See the `examples gallery <https://gallantlab.org/pymoten/auto_examples/index.html>`_
for a complete walkthrough.


.. |Build Status| image:: https://travis-ci.org/gallantlab/pymoten.svg?branch=main
    :target: https://travis-ci.org/gallantlab/pymoten
    
.. |Github| image:: https://img.shields.io/badge/github-pymoten-blue
   :target: https://github.com/gallantlab/pymoten

.. |Python| image:: https://img.shields.io/badge/python-3.9%2B-blue
   :target: https://www.python.org/downloads/release/python-390

.. |Codecov| image:: https://codecov.io/gh/gallantlab/pymoten/branch/main/graph/badge.svg
   :target: https://codecov.io/gh/gallantlab/pymoten

.. |Zenodo| image:: https://zenodo.org/badge/240954590.svg
   :target: https://zenodo.org/badge/latestdoi/240954590


Cite as
=======
Nunez-Elizalde AO, Deniz F, Dupré la Tour T, Visconti di Oleggio Castello M, and Gallant JL (2021). pymoten: scientific python package for computing motion energy features from video. Zenodo. https://doi.org/10.5281/zenodo.6349625

References
==========


.. [1] Adelson, E. H., & Bergen, J. R. (1985). Spatiotemporal energy models for the perception of motion. 
   Journal of the Optical Society of America A, 2(2), 284-299.

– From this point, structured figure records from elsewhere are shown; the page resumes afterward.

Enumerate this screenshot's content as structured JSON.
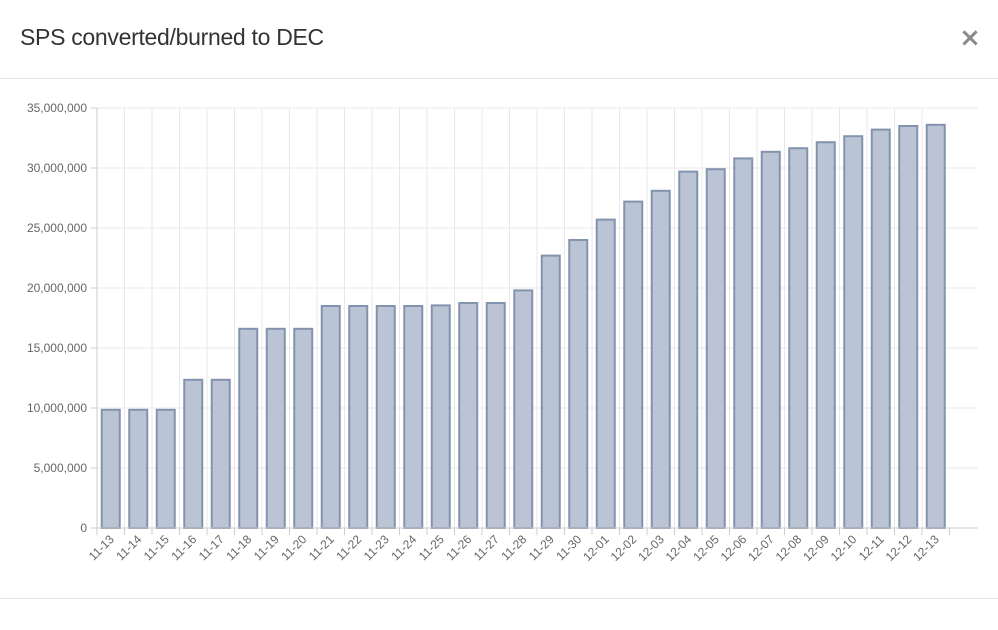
{
  "modal": {
    "title": "SPS converted/burned to DEC",
    "close_label": "×"
  },
  "chart_data": {
    "type": "bar",
    "title": "",
    "xlabel": "",
    "ylabel": "",
    "ylim": [
      0,
      35000000
    ],
    "yticks": [
      0,
      5000000,
      10000000,
      15000000,
      20000000,
      25000000,
      30000000,
      35000000
    ],
    "ytick_labels": [
      "0",
      "5,000,000",
      "10,000,000",
      "15,000,000",
      "20,000,000",
      "25,000,000",
      "30,000,000",
      "35,000,000"
    ],
    "grid": true,
    "legend": "none",
    "bar_fill": "#bac4d4",
    "bar_stroke": "#8393ad",
    "categories": [
      "11-13",
      "11-14",
      "11-15",
      "11-16",
      "11-17",
      "11-18",
      "11-19",
      "11-20",
      "11-21",
      "11-22",
      "11-23",
      "11-24",
      "11-25",
      "11-26",
      "11-27",
      "11-28",
      "11-29",
      "11-30",
      "12-01",
      "12-02",
      "12-03",
      "12-04",
      "12-05",
      "12-06",
      "12-07",
      "12-08",
      "12-09",
      "12-10",
      "12-11",
      "12-12",
      "12-13"
    ],
    "values": [
      9850000,
      9850000,
      9850000,
      12350000,
      12350000,
      16600000,
      16600000,
      16600000,
      18500000,
      18500000,
      18500000,
      18500000,
      18550000,
      18750000,
      18750000,
      19800000,
      22700000,
      24000000,
      25700000,
      27200000,
      28100000,
      29700000,
      29900000,
      30800000,
      31350000,
      31650000,
      32150000,
      32650000,
      33200000,
      33500000,
      33600000
    ]
  }
}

.. [2] Watson, A. B., & Ahumada, A. J. (1985). Model of human visual-motion sensing. 
   Journal of the Optical Society of America A, 2(2), 322–342. 

.. [3] Nishimoto, S., & Gallant, J. L. (2011). A three-dimensional
   spatiotemporal receptive field model explains responses of area MT neurons
   to naturalistic movies. Journal of Neuroscience, 31(41), 14551-14564.

.. [4] Nishimoto, S., Vu, A. T., Naselaris, T., Benjamini, Y., Yu, B., &
   Gallant, J. L. (2011). Reconstructing visual experiences from brain activity
   evoked by natural movies. Current Biology, 21(19), 1641-1646.